18. yüzyıl sonlarında özellikle Almanya ve Fransa başta olmak üzere, Romantizm’in yeni yeni filizlenmeye başladığı yıllarda, dünyaya gelen Robert Schumann bu akımın en şiddetli savunucusu olmuş hatta müzik tarihine “romantiklerin

en romantiği” diye geçmiştir. Besteci, icracı, öğretici olduğu kadar özellikle müzik

üzerine yazdığı yazılar ve yayınladığı dergilerle de, müzik eleştirmenliği konusunda, oldukça önemli bir yere sahiptir. Kurduğu dergide, kendi gibi çağdaşı birçok bestecinin eserlerini incelemiş, analizler yapmış ve tanınmalarını sağlamıştır. Eşine az rastlanır biçimde, çağdaşı olan bestecilerden oldukça farklı eserler bestelemiştir. Zengin ve karmaşık bir armoni, ritmik çeşitlilik gibi unsurlar, o dönem için oldukça yeni buluşlardır. Edebiyat ve şiirlere olan düşkünlüğü ruhunun derinliklerine inebilmesine olanak vermiştir. Yazılarını zaman zaman kendi iç dünyasında oluşturduğu otuz üç farklı isimle yazmıştır. Bu onun duygu ve düşüncelerini daha rahat ifade etmesini sağlamıştır. Eserlerinde de bu karakterlere göre melodiler bestelemiştir. Birbirine karşıt karakterlerin oluşturduğu eserler büyük başarı sağlamıştır. Bu önemli eserlerden bir tanesi de bu çalışmamda incelediğim op.26 “Faschingsschwank aus Wien” adlı eserdir. Almanların “fasching” diye kullandıkları kelimenin anlamı karnaval benzeri “Alman

eğlencesi”dir. Türkçe’ye “Viyana’dan Karnaval Eğlenceleri” diye çevrilebilir. Robert

Schumann 1839 yılında Viyana’da olduğu sırada bu eğlencelerden çok etkilenmiştir, ilk dört bölümünü Viyana’dayken yazmıştır. Eseri mektup arkadaşı Simonin de Sire’ye adamıştır. Robert Schumann’ı daha iyi anlayabilmek için, kendisinin yaşadığı Romantik Döneme, dönemin müzikal, formal ve armonik yapılarına kısaca değinmek gerekmektedir.

(22)

Romantizm, Fransızca’dan gelen “romance” yani, duygusal aşk veya kahramanlık öyküsü" sözcüğünden türemiştir1. 18. yüzyıl sonlarına doğru Avrupa’da etkisini yitirmeye başlayan Klasik geleneğe karşı kendisini göstermeye başlamış ve özellikle başta Almanya ve Fransa’da edebiyat alanında ortaya çıkmasıyla birlikte de felsefe, resim, müzik ve benzeri tüm sanat dallarında bir devrim yaratmıştır.

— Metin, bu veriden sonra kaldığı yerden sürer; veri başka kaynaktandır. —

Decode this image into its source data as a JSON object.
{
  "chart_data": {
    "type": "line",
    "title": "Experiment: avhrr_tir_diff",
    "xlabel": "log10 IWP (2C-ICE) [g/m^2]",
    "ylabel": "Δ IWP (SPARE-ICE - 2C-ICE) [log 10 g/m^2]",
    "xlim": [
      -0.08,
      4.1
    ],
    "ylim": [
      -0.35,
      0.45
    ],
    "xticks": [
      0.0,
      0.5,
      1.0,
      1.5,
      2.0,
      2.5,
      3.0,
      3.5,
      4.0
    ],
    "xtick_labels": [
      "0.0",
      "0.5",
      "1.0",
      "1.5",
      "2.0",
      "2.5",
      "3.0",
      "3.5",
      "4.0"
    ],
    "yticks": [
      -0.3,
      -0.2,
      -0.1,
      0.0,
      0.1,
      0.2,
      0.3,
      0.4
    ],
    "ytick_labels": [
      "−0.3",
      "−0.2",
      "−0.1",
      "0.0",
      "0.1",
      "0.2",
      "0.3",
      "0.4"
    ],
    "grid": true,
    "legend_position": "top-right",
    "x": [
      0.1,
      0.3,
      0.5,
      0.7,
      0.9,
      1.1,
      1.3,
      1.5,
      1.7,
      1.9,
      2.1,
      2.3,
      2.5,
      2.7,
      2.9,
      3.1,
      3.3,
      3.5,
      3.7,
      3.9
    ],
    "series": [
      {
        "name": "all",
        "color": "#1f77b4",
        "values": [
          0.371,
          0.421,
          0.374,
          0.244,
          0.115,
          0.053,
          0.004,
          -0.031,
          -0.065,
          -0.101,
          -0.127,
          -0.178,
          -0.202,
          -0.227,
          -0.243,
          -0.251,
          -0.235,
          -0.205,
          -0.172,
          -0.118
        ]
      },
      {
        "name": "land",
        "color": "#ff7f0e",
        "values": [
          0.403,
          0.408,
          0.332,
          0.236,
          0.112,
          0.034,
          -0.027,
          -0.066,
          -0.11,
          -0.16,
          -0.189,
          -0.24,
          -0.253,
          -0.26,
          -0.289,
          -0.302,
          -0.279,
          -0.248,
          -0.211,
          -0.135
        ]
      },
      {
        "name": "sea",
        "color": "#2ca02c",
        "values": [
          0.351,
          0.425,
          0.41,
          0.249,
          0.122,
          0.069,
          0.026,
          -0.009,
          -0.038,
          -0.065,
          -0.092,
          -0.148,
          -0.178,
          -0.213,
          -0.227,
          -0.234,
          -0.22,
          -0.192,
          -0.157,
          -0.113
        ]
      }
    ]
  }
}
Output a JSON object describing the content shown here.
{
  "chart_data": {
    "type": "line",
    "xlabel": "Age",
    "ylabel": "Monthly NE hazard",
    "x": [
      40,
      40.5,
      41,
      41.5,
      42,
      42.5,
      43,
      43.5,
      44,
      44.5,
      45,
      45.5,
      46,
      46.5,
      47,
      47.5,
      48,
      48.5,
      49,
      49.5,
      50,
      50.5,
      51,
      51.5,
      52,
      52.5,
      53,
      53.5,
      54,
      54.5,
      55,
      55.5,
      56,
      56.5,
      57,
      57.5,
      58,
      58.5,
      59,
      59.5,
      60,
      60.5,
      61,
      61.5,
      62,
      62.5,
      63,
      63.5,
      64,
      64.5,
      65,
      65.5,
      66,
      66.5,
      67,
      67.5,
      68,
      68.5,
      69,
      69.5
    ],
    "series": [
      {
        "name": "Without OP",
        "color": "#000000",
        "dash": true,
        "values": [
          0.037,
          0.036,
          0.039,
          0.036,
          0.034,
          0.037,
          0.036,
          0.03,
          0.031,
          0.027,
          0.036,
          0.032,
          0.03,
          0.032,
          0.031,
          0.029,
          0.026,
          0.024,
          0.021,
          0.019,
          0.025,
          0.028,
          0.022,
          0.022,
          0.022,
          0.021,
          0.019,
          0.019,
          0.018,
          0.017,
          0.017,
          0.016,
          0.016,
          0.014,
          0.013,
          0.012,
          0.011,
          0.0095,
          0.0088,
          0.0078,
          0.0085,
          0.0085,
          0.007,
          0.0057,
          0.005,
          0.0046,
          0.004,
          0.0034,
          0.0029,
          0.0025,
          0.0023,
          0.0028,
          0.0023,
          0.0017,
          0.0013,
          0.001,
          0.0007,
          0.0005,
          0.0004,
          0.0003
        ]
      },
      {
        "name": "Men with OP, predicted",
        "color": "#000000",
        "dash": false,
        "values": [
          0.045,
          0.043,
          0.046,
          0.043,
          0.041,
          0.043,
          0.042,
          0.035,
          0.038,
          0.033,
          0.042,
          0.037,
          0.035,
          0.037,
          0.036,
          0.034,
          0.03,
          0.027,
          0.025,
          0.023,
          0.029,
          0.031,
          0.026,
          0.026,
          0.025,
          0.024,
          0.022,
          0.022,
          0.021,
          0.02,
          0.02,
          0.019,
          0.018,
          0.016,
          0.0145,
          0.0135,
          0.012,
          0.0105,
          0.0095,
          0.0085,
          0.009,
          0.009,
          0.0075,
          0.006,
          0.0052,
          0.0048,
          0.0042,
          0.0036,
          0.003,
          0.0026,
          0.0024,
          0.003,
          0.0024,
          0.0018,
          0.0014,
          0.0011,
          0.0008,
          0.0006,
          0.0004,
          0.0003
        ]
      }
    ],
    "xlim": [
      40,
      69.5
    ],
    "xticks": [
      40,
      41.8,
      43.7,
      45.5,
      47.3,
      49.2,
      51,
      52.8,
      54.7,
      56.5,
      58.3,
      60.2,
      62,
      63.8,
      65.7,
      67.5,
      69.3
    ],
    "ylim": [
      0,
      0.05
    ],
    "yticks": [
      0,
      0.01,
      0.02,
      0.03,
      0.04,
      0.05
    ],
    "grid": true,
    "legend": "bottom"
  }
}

Sanat alanında duygu ve düşünceleri özgürce ifade etmeyi amaçlayan bu akım; klasik dönemdeki, denge, uyum, düzen ve akılcılık gibi saray soylularına özgü katı ve kuralcı geleneklere olan bağlılığa karşı çıkmıştır. İnsanların tutkularına ve iç dünyalarına önem verilmiş, mantık yerini duygulara bırakmıştır. Bu da insanların benliğinin, kişiliğinin, ruh hallerinin, kahramanların, olağanüstü özellikteki dehaların araştırılmasına olanak sağlamıştır. (Tuzkaya, 2013: 1)

Romantizmin hemen hemen her alanda bu kadar benimsenmesinin bir sebebi de, doğal ve yalın bir anlatım biçimini benimsemesi ve büyük oranda soylu sınıfa hitap eden klasikçiliğe karşı onu yapay ve aşırı incelikli bulan orta sınıfa hitap etmesidir.

Fransız devrimini takip eden yıllarda meydana gelen sosyal ve politik değişimler, döneme giderek hâkim olmuş ve bu etkileşim sonucunda 19. yüzyılın ikinci yarısında görsel ve işitsel sanat alanlarında Romantik dönem özellikleri kendini iyice göstermeye başlamıştır. Fransız Devrimi, gücün soylu sınıftan orta sınıfa geçmesini sağlamış sosyal düzen yeniden şekillenmiştir. Bunun sonucunda yeni toplum, girişimci, yaratıcı ve özgür bir yapının yanı sıra bireyci bir özellik kazanmıştır. (Şahinalp, 2006: 7)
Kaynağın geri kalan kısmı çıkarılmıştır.